The Orthodox Church of Cyprus has called for the country’s Eurovision entry to be withdrawn, citing concern over its content. The church said that the song, “El Diablo,” which translates as “The Devil”, was advocating a “surrender to the devil and promoting his worship”.
The church’s Holy Synod argued that the song, performed by Greek singer Elena Tsagrinou, “essentially praises the fatalistic submission of humans to the devil’s authority” and pleaded with the state broadcaster to replace it with one that “expresses our history, culture, traditions and our claims”.
Part of the song declares, “I gave my heart to el diablo (the devil) … because he tells me I’m his angel”.
Elena says the song is, in fact, about an abusive relationship.
The BBC reported that Andreas Frangos, a CyBC executive, has defended the choice of the song, adding that the network has no plans to replace it. The Cyprus Broadcasting Corporation has also told the BBC the lyrics to El Diablo have been misinterpreted.
A statement came from the church’s highest decision-making body, the Holy Synod, after a man was charged with threatening people outside a Cyprus Broadcasting Corporation (CyBC) building. He was protesting the entry of a “blasphemous” song into Eurovision. He was charged with making threats and causing a disturbance after police say he confronted workers outside the Cyprus Broadcasting Corporation’s (CyBC) news department. The man was caught on video asking the employees how they could support such a song.

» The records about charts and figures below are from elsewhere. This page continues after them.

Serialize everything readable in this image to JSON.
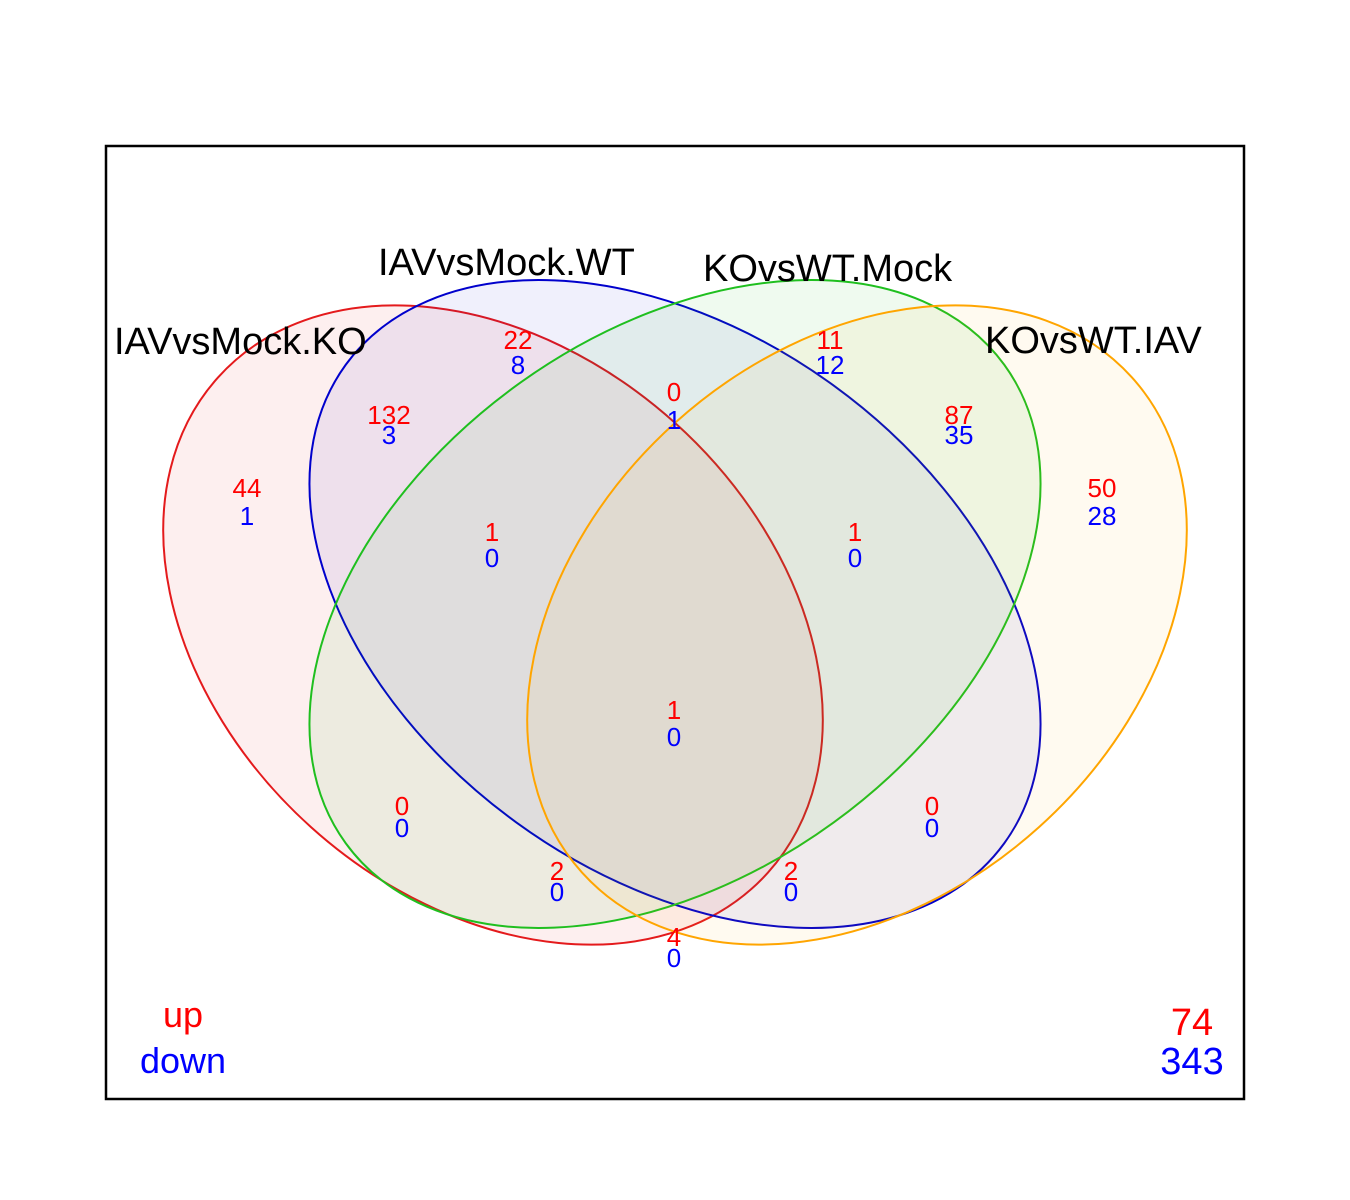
{
  "colors": {
    "up": "#ff0000",
    "down": "#0000ff",
    "frame": "#000000"
  },
  "sets": [
    {
      "name": "IAVvsMock.KO",
      "color": "#e41a1c"
    },
    {
      "name": "IAVvsMock.WT",
      "color": "#0000cc"
    },
    {
      "name": "KOvsWT.Mock",
      "color": "#1fbf1f"
    },
    {
      "name": "KOvsWT.IAV",
      "color": "#ffa500"
    }
  ],
  "regions": [
    {
      "sets": [
        "IAVvsMock.KO"
      ],
      "up": "44",
      "down": "1"
    },
    {
      "sets": [
        "IAVvsMock.WT"
      ],
      "up": "22",
      "down": "8"
    },
    {
      "sets": [
        "KOvsWT.Mock"
      ],
      "up": "11",
      "down": "12"
    },
    {
      "sets": [
        "KOvsWT.IAV"
      ],
      "up": "50",
      "down": "28"
    },
    {
      "sets": [
        "IAVvsMock.KO",
        "IAVvsMock.WT"
      ],
      "up": "132",
      "down": "3"
    },
    {
      "sets": [
        "IAVvsMock.WT",
        "KOvsWT.Mock"
      ],
      "up": "0",
      "down": "1"
    },
    {
      "sets": [
        "KOvsWT.Mock",
        "KOvsWT.IAV"
      ],
      "up": "87",
      "down": "35"
    },
    {
      "sets": [
        "IAVvsMock.KO",
        "IAVvsMock.WT",
        "KOvsWT.Mock"
      ],
      "up": "1",
      "down": "0"
    },
    {
      "sets": [
        "IAVvsMock.WT",
        "KOvsWT.Mock",
        "KOvsWT.IAV"
      ],
      "up": "1",
      "down": "0"
    },
    {
      "sets": [
        "IAVvsMock.KO",
        "IAVvsMock.WT",
        "KOvsWT.Mock",
        "KOvsWT.IAV"
      ],
      "up": "1",
      "down": "0"
    },
    {
      "sets": [
        "IAVvsMock.KO",
        "KOvsWT.Mock"
      ],
      "up": "0",
      "down": "0"
    },
    {
      "sets": [
        "IAVvsMock.WT",
        "KOvsWT.IAV"
      ],
      "up": "0",
      "down": "0"
    },
    {
      "sets": [
        "IAVvsMock.KO",
        "KOvsWT.Mock",
        "KOvsWT.IAV"
      ],
      "up": "2",
      "down": "0"
    },
    {
      "sets": [
        "IAVvsMock.KO",
        "IAVvsMock.WT",
        "KOvsWT.IAV"
      ],
      "up": "2",
      "down": "0"
    },
    {
      "sets": [
        "IAVvsMock.KO",
        "KOvsWT.IAV"
      ],
      "up": "4",
      "down": "0"
    }
  ],
  "legend": {
    "up": "up",
    "down": "down"
  },
  "outside": {
    "up": "74",
    "down": "343"
  }
}
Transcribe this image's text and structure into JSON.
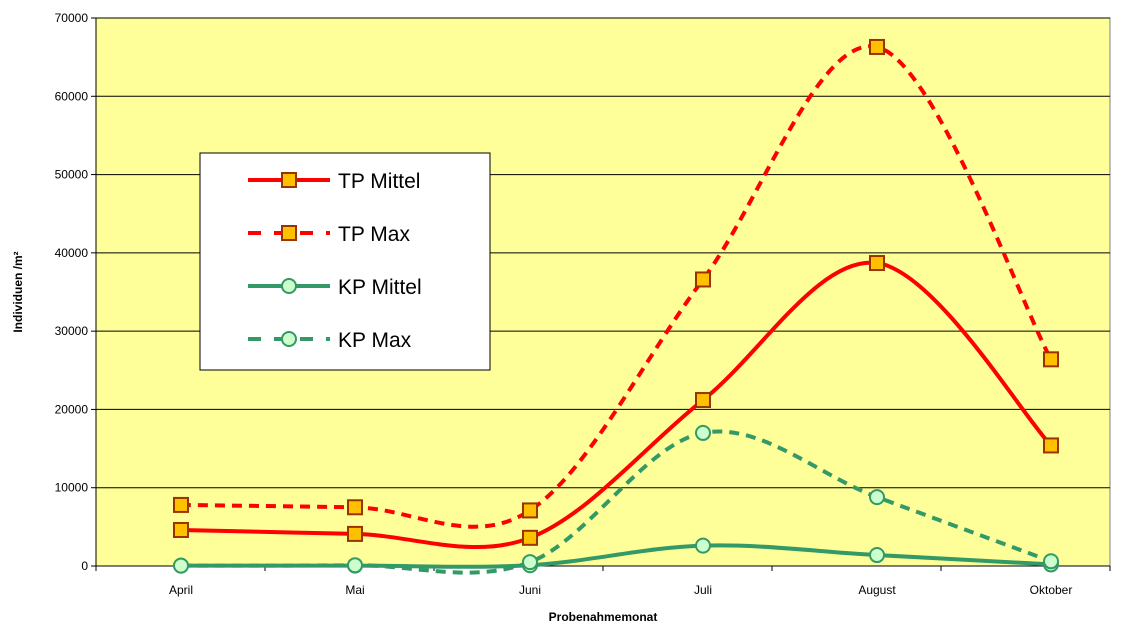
{
  "colors": {
    "plot_background": "#FFFF99",
    "gridline": "#000000",
    "tp_line": "#FF0000",
    "tp_marker_fill": "#FFC000",
    "tp_marker_stroke": "#993300",
    "kp_line": "#339966",
    "kp_marker_fill": "#CCFFCC",
    "kp_marker_stroke": "#339966"
  },
  "chart_data": {
    "type": "line",
    "smoothed": true,
    "categories": [
      "April",
      "Mai",
      "Juni",
      "Juli",
      "August",
      "Oktober"
    ],
    "xlabel": "Probenahmemonat",
    "ylabel": "Individuen /m²",
    "ylim": [
      0,
      70000
    ],
    "yticks": [
      0,
      10000,
      20000,
      30000,
      40000,
      50000,
      60000,
      70000
    ],
    "grid": true,
    "legend_position": "upper-left",
    "series": [
      {
        "name": "TP Mittel",
        "values": [
          4600,
          4100,
          3600,
          21200,
          38700,
          15400
        ],
        "line": "solid",
        "marker": "square",
        "color_key": "tp"
      },
      {
        "name": "TP Max",
        "values": [
          7800,
          7500,
          7100,
          36600,
          66300,
          26400
        ],
        "line": "dashed",
        "marker": "square",
        "color_key": "tp"
      },
      {
        "name": "KP Mittel",
        "values": [
          50,
          50,
          100,
          2600,
          1400,
          200
        ],
        "line": "solid",
        "marker": "circle",
        "color_key": "kp"
      },
      {
        "name": "KP Max",
        "values": [
          50,
          100,
          500,
          17000,
          8800,
          600
        ],
        "line": "dashed",
        "marker": "circle",
        "color_key": "kp"
      }
    ]
  }
}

He is not the only one to object to the song. CyBC said they had received a number of calls from people who disagree with the song’s lyrics, with some even threatening to “burn down” the organisation.
The CyBC said it should have done more to clarify the song’s true meaning, which they say describes an abusive relationship between two lovers.
However, the church has rejected the broadcaster’s “metaphorical interpretation” of the tune, insisting it “in no way reflects the lyrics”. The church added that it had received a “deluge of reactions from thousands” who have expressed their “justified disappointment” over the song choice. Some of the objectors, they say, include “respected musicians”.
The statement said the song went against the country’s Christian morals and asked that the CyBC find a new song to enter.
“From whatever angle you choose to look it and whichever explanations are given about the lyrics of the song, they don’t send the most ideal messages which must be sent from a semi-occupied homeland that struggles for freedom and to prevent its complete subjugation,” the church added.
The song contest will commence on May 18 in Rotterdam, The Netherlands. English singer-songwriter James Newman will represent the UK.
The Eurovision Song Contest, which catapulted the Swedish group ABBA into international fame after “Waterloo” won the top prize in 1974, was canceled in 2020 due to the COVID-19 pandemic.